The Taxonomy Binning Report
The taxonomy binning report has the following sections:
- Contigs
- Accepted. The number of contigs that have the required minimum contig length, and can be assigned a taxonomy with the specified "Maximum level" and "Minimum purity".
- Rejected. The remaining contigs.
- Reads. The number of reads that are unmapped, or that map to the accepted and rejected contigs. All reads mapping to contigs are counted regardless of whether or not these support the assigned taxonomy.
- Bins.
A bin is created for each assigned taxonomy, and for each contig for which no taxonomy can be assigned.

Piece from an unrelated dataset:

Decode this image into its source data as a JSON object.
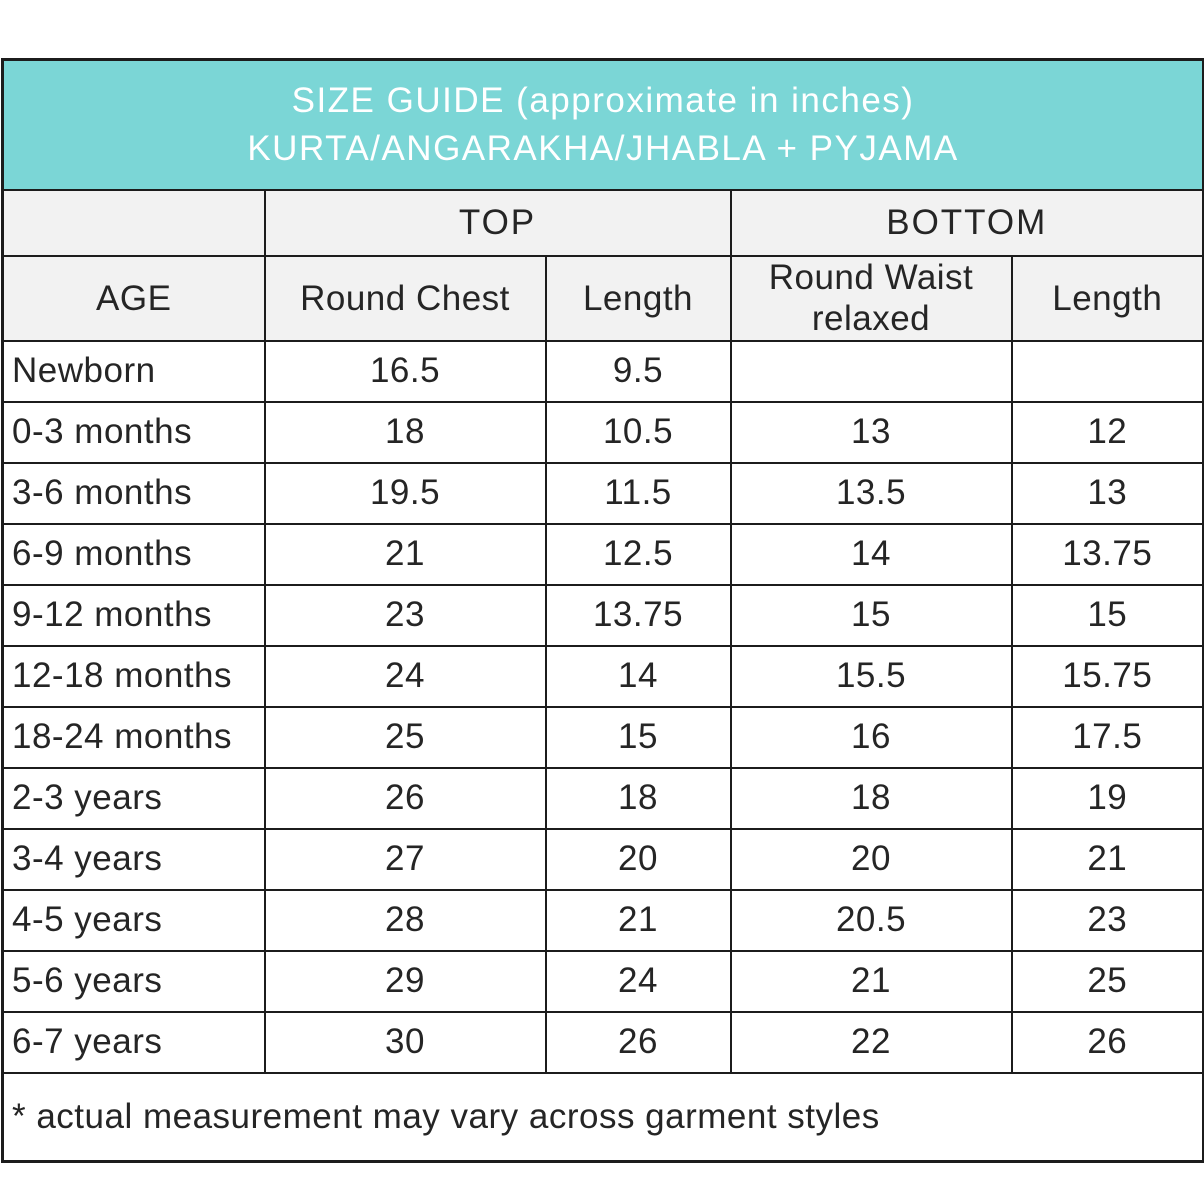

- Accepted. Bins that contain accepted contigs.
- Rejected. The remaining bins.
- Accepted contig bins / Rejected contig bins. These two tables are sorted by "Approximate completeness". They contain the same columns:
- Bin. An identifier for the bin. This takes the form "TaxBinX" where X is a number starting from 0. There is no significance to the number of a tax bin. The identifier matches the "Assembly ID" on the binned contigs.
- Taxonomy. The taxonomy of the bin. For "Accepted contig bins" this is always at least as specific as the "Maximum level". For "Rejected contig bins" it may be less specific or Unknown. Note that Unknown only means that no taxonomy was found at the required "Minimum purity". For example, if Minimum purity is 0.9, then a bin will be labeled as Unknown even if 89% of reads are assigned the same species.
- Taxonomic level (plasmid). The level at which the taxonomy is assigned, e.g. Species. If the taxonomy is assigned via the provided "Plasmid reference index", then the word "(plasmid)" will be added e.g. Species (plasmid).
- Contigs. The number of contigs in the bin.
- Nucleotides contigs. The number of nucleotides in the contigs.
- Reads. The number of reads mapping to the contigs.
- Nucleotides reads. The number of nucleotides in the mapped reads, regardless of how or if they mapped to the contig. This number therefore includes unaligned ends, and counts overlapping nucleotides of read pairs twice.
- Approximate completeness. To calculate the approximate completeness, Nucleotides contigs is divided by the average length of the sequences in the reference indexes that both 1) have the same taxonomy, and 2) have reads mapping to them. This number can exceed 1, either because multiple contigs may be assembled for one sequence in the reference index, or because some reads may map to a short reference index with the same taxonomy, but for which no contig is assembled.
- Taxonomic purity (read level). The purity as a percentage out of 100. This will either be 0.00 or greater than or equal to the "Minimum purity" setting. This is because taxonomies are not assigned when the purity is less than the specified Minimum purity.
- Average contig coverage. This is calculated as Nucleotides reads / Nucleotides contigs. This is a rough estimate of coverage because Nucleotides reads does not take account of how the nucleotides in the reads mapped to the contig.